Noa, une étudiante de l’école de commerce Kedge, a passé deux ans à Varsovie, un séjour sur le thème des négociations internationales et de la diplomatie climatique. Elle a débarqué en pleine guerre entre la Russie et l’Ukraine. « L’échange a été bouleversé par la guerre, il y avait beaucoup de réfugiés à l’université. Ça m’a beaucoup marquée de pouvoir échanger avec des Polonais, des Ukrainiens, des Russes. De voir aussi l’entraide qui se met en place », déclare-t-elle. Les étudiants ont raconté au ministre « une expérience incroyable, très enrichissante », qu’ils ne sont pas près d’oublier. « La mobilité change la vie à tout âge et permet de grandir », ajoute Anna, qui est partie en Roumanie et en Espagne.

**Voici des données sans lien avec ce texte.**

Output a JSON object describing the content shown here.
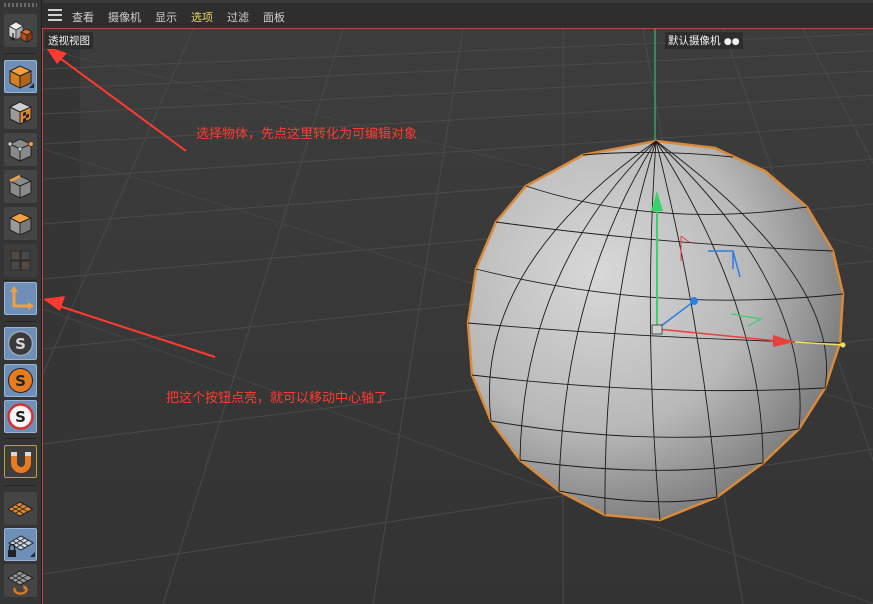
{
  "menubar": {
    "items": [
      {
        "label": "查看"
      },
      {
        "label": "摄像机"
      },
      {
        "label": "显示"
      },
      {
        "label": "选项"
      },
      {
        "label": "过滤"
      },
      {
        "label": "面板"
      }
    ]
  },
  "viewport": {
    "view_label": "透视视图",
    "camera_label": "默认摄像机"
  },
  "toolbar": {
    "buttons": [
      {
        "name": "make-editable",
        "icon": "make-editable-icon",
        "active": false
      },
      {
        "name": "model-mode",
        "icon": "model-mode-icon",
        "active": true
      },
      {
        "name": "texture-mode",
        "icon": "texture-mode-icon",
        "active": false
      },
      {
        "name": "points-mode",
        "icon": "points-mode-icon",
        "active": false
      },
      {
        "name": "edges-mode",
        "icon": "edges-mode-icon",
        "active": false
      },
      {
        "name": "polygons-mode",
        "icon": "polygons-mode-icon",
        "active": false
      },
      {
        "name": "uv-mode",
        "icon": "uv-mode-icon",
        "active": false
      },
      {
        "name": "enable-axis",
        "icon": "axis-icon",
        "active": true
      },
      {
        "name": "snap-settings",
        "icon": "snap-icon",
        "active": false
      },
      {
        "name": "snap-enable",
        "icon": "snap-orange-icon",
        "active": false
      },
      {
        "name": "snap-off",
        "icon": "snap-off-icon",
        "active": false
      },
      {
        "name": "magnet",
        "icon": "magnet-icon",
        "active": false
      },
      {
        "name": "workplane",
        "icon": "workplane-icon",
        "active": false
      },
      {
        "name": "lock-workplane",
        "icon": "lock-workplane-icon",
        "active": false
      },
      {
        "name": "align-workplane",
        "icon": "align-workplane-icon",
        "active": false
      }
    ]
  },
  "annotations": {
    "top": "选择物体，先点这里转化为可编辑对象",
    "bottom": "把这个按钮点亮，就可以移动中心轴了"
  },
  "colors": {
    "annotation": "#ff3b30",
    "accent_active": "#6e8fb7",
    "selection_outline": "#d98a3a",
    "axis_x": "#e8403c",
    "axis_y": "#3ad16b",
    "axis_z": "#2f7de0"
  }
}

« La mobilité change la vie à tout âge et permet de grandir »

Pour Benjamin Haddad, Erasmus est « le grand outil du sentiment d’appartenance européenne ». Directrice de l’agence Erasmus, Nelly Fesseau a profité de sa visite pour rappeler une réalité plus prosaïque : confronté à une forte hausse de la demande, le programme a besoin de moyens supplémentaires. Le budget 2028-2033 de l’Union européenne entre en négociation dès cette année, c’est le moment de faire du lobbying.

« Arrêtez de multiplier les normes ! »

Benjamin Haddad s’est ensuite rendu à la Chambre de commerce et d’industrie (CCI) de Bordeaux, pour rencontrer une trentaine de chefs d’entreprise. Ils sont viticulteurs, industriels, patrons de start-up ou fabricants de pantoufles, mais n’ont qu’un seul message : « Arrêtez de multiplier les normes ! » Un cri du cœur entonné en chorale. « La sim-pli-fi-ca-tion, c’est essentiel, il faut un environnement administratif plus lisible », a expliqué Patrick Seguin, président de la CCI.

Le ministre n’avait rien de concret à leur annoncer, il les a caressés dans le sens du poil. Il s’est même chargé de donner les chiffres qui font mal : « Sur ces cinq dernières années, 5 000 normes ont été édictées aux États-Unis, 15 000 dans l’Union européenne. » Président du Conseil des grands crus classés, Philippe Castéja fustige la nouvelle norme européenne qui imposera bientôt un marquage des ingrédients sur les étiquettes de vin : « Cela devra être traduit dans 27 langues ! »

En terrain conquis à Erasmus, Benjamin Haddad est ici sous pression. Il explique que la période actuelle troublée, entre les appétits guerriers de Poutine et les humeurs de Trump, est une opportunité à saisir pour l’Europe. Et la simplification ? Ça reste compliqué.